Во-первых, фильм отлично придуман. Когда ты полтора часа смотришь одну историю, якобы про некогда одного из великих, а ныне забытого барда Алексеева, а в конце фильма выясняется, что смотрел совсем другую - это производит сильное впечатление. Причем ключевые моменты этой другой история тоже показаны в фильме, но занимают в общем его метраже всего одну минуту в самом конце.
Во-вторых, в фильме режиссер хладнокровно и как-то совершенно по-триеровски издевается над зрителем, и это начинаешь подозревать с самого начала. Когда на первых же минутах детский хор в музыкальной школе разучивает Je t'aime... Moi non plus, эротическую песню С.Генсбура, некогда запрещенную во Франции «за порнографию» - ты начинаешь подозревать, что что-то тут не так. Когда журналистка цитирует герою похвалы Окуджавы и Бродского - ты колеблешься: с одной стороны, это же вымышленный герой, мало ли чего можно допридумать, а с другой - ну не могли такие люди ТАК хвалить этого хоть и вымышленного, но вполне рядового и даже бездарного персонажа - то есть что-то и тут не то, нас дурят... Но где, в чем?

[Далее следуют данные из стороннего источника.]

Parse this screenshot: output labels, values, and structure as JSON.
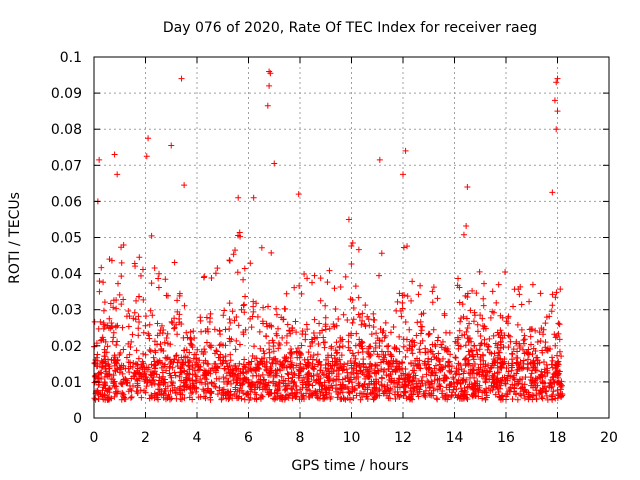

Появление Макаревича в роли самого себя - резко добавляет истории правдоподобия и окончательно запутывает зрителя: то, что вымышленный «бард Алексеев» мог когда-то произвести впечатление на юного пацана Андрюшу - вполне правдоподобно, мало ли кто на нас в детстве производил впечатление.

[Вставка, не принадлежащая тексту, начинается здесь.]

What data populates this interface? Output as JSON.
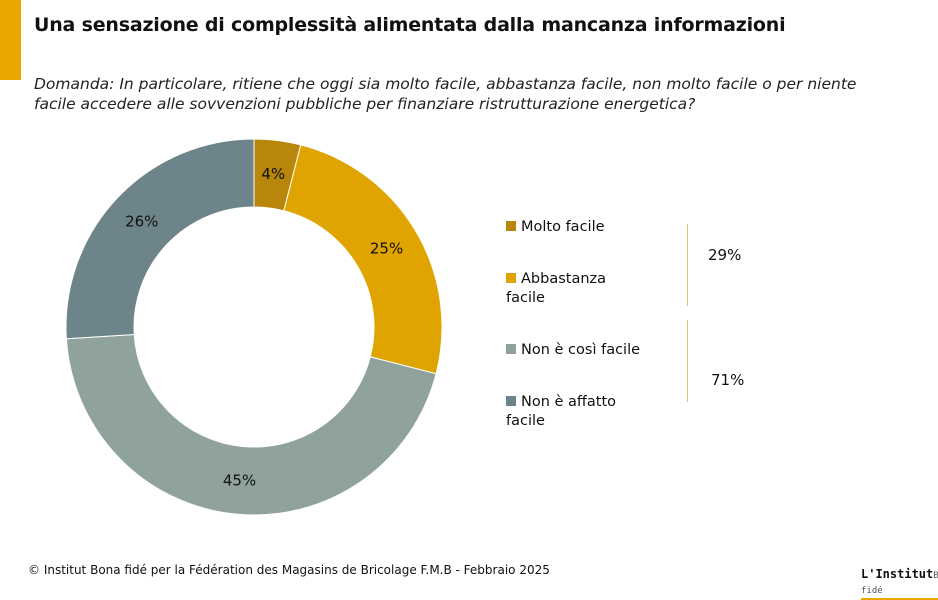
{
  "header": {
    "title": "Una sensazione di complessità alimentata dalla mancanza informazioni",
    "accent_color": "#E8A800"
  },
  "question": "Domanda: In particolare, ritiene che oggi sia molto facile, abbastanza facile, non molto facile o per niente facile accedere alle sovvenzioni pubbliche per finanziare ristrutturazione energetica?",
  "chart_data": {
    "type": "pie",
    "donut": true,
    "categories": [
      "Molto facile",
      "Abbastanza facile",
      "Non è così facile",
      "Non è affatto facile"
    ],
    "values": [
      4,
      25,
      45,
      26
    ],
    "labels": [
      "4%",
      "25%",
      "45%",
      "26%"
    ],
    "colors": [
      "#B8860B",
      "#E0A400",
      "#8FA39C",
      "#6D848A"
    ],
    "legend_placement": "right",
    "groups": [
      {
        "label": "29%",
        "value": 29
      },
      {
        "label": "71%",
        "value": 71
      }
    ]
  },
  "footer": "© Institut Bona fidé per la Fédération des Magasins de Bricolage F.M.B - Febbraio 2025",
  "logo": {
    "main": "L'Institut",
    "sub": "Bona fidé"
  }
}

Сильнейший прием, дезориентировавший зрителей и, что неожиданно, большую часть критиков - это версия (излагаемая главной героиней, якобы журналисткой, и подкрепляемая приготовленными ею для радиоэфира роликами), что якобы «на песнях Алексеева выросло несколько поколений» советских людей. Тут в восприятии зрителей велючается привычная схема: некогда властитель дум, а сейчас нищий пенсионер, как жестока жизнь, и как хорошо, что о нем вспомнили! Правда, параллельно к этой версии о его «значении для русской поэзии» в фильме идут флешбэки - и мы видим, что выступал он в молодости перед полупустыми залами, и на коллективных выступлениях его тоже принимали прохладно - то есть никакого успеха и популярности у «барда Алексеева» в годы расцвета бардовского движения на самом деле не было. Но в мозги культурной публики давно встроена шаблонная шарманка о «песнях, на которых выросли поколения» и о том, «как здорово, что все мы здесь сегодня собрались» – М.Сегал довольно беспощадно заставляет и легковерных зрителей, и наивных критиков метаться и почти поверить, что и на убогих песнях Алексеева тоже «выросло несколько поколений».
Не случайно на эту картину «обиделись» известные барды. Еще бы: крупно взятый в фильме «один из них» оказывается бездарным графоманом и к тому же стукачом КГБ. А бардовский образ жизни был нужен ему только для того, чтобы трахать восторженных девочек и качать свои маленькие права «известного в узких кругах барда-лауреата» (показательна сцена в сломавшемся автобусе, который толкают все каэспешники кроме него).
Могли бы, кстати, при желании обидеться и тарковскофилы: сцена на съемках «Андрея Рублева», куда попадает герой, очень важная для режиссера, тоже производит странное впечатление некоторой своей бессмысленностью: с одной стороны, «Тарковский» и «Солоницын» разговаривают абсолютно серьезно, а с другой, не очень понятно, зачем там оказывается герой. Снять одну из самых сложных и трудоемких сцен фильма (с точно воспроизведенной на заднем плане сценой из «Андрей Рублева») только для того, чтобы герой, слушая рассуждения Тарковского и Солоницына, выхватил из них и взял в свой репертуар тарковскую «тираду о любви» как очередной прием по бабоукладыванию - это как-то все-таки слегка из пушки по воробьям. Построить целую съемочную площадку «Рублева», чтобы герой подслушал у Тарковского пару фраз... И все, что ли?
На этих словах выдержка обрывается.